Search code examples
pythonpandasmachine-learningcross-validation

Relate the predicted value to it index/identification number


I am training a model to predict true or false based on some data. I drop the product number from the list of features when training and testing the model.

X = df.drop(columns = 'Product Number', axis = 1)
y = df['result']
X_train, X_test, y_train, y_test = train_test_split(X, y, test_size = 0.2, random_state = 42)

SVC = LinearSVC(max_iter = 1200)
SVC.fit(X_train, y_train)
y_pred = SVC.predict(X_test)

Is there any way for me to recover the product number and its features for the item that has passed or failed? How do I get/relate the results of y_pred to which product number it corresponds to?

I also plan on using cross validation so the data gets shuffled, would there still be a way for me to recover the product number for each test item?


Solution

  • I realised I'm using cross validation only to evaluate my model's performance so I decided to just run my code without shuffling the data to see the results for each datapoint.
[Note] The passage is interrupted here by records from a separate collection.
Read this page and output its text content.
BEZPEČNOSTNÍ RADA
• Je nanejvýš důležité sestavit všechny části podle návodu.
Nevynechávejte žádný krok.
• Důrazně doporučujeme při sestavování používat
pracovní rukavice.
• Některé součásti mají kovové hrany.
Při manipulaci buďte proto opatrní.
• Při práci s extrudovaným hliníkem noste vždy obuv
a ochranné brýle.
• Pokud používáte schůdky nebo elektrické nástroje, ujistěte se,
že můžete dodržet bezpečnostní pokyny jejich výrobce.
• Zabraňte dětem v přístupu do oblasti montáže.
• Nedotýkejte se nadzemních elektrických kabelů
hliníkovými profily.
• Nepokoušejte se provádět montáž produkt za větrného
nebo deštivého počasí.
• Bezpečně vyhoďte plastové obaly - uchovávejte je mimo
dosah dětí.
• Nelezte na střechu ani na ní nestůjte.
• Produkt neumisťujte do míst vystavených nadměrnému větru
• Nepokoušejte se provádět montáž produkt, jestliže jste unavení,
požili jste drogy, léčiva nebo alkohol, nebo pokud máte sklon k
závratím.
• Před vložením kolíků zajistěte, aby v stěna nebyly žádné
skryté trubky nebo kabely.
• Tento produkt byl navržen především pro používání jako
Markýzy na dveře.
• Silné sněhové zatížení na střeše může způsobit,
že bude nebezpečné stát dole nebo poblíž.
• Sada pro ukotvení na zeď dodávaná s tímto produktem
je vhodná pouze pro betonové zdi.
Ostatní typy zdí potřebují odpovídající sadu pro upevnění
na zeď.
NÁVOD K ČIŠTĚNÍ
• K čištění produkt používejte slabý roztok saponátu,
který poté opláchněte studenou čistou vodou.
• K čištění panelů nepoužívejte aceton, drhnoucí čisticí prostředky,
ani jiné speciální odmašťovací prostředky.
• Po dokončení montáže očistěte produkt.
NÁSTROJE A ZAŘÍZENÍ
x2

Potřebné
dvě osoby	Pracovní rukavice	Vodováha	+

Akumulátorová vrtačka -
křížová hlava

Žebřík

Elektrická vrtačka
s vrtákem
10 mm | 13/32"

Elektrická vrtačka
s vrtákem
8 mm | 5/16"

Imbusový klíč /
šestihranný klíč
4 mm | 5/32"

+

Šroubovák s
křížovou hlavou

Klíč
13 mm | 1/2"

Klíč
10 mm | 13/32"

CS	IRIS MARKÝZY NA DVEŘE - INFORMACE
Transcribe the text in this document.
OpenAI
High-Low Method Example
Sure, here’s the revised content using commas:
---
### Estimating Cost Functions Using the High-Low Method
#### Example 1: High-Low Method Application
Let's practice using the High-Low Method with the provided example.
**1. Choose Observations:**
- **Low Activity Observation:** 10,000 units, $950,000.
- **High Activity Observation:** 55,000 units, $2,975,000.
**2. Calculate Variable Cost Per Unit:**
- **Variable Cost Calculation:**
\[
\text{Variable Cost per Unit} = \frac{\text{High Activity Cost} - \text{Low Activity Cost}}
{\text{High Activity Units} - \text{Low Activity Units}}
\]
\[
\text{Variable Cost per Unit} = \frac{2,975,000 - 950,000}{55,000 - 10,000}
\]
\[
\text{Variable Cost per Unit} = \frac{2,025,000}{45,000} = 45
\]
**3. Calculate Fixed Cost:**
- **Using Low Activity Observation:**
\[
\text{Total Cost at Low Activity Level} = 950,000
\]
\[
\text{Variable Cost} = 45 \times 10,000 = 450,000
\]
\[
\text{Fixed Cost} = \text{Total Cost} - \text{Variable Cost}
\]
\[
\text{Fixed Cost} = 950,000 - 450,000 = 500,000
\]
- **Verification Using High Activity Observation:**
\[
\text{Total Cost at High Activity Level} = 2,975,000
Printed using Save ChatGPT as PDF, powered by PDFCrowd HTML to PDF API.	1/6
    Edit: For evaluation without cross validation, I drop the irrelevant columns only when I pass it to the classifier as shown below:

    cols = ['id', 'label']
    X = train_data.copy()
    y = train_data['label']
    X_train, X_val, y_train, y_val = train_test_split(X, y, test_size=0.2, random_state=2)
    
    knn = make_pipeline(StandardScaler(),KNeighborsClassifier(n_neighbors=10))
    y_val_pred = knn.fit(X_train.drop(columns=cols), y_train).predict(X_val.drop(columns=cols))
    
    X_val['y_val_pred'] = y_val_pred
    

    I join the y_val_pred after prediction to check which datapoints have been misclassified.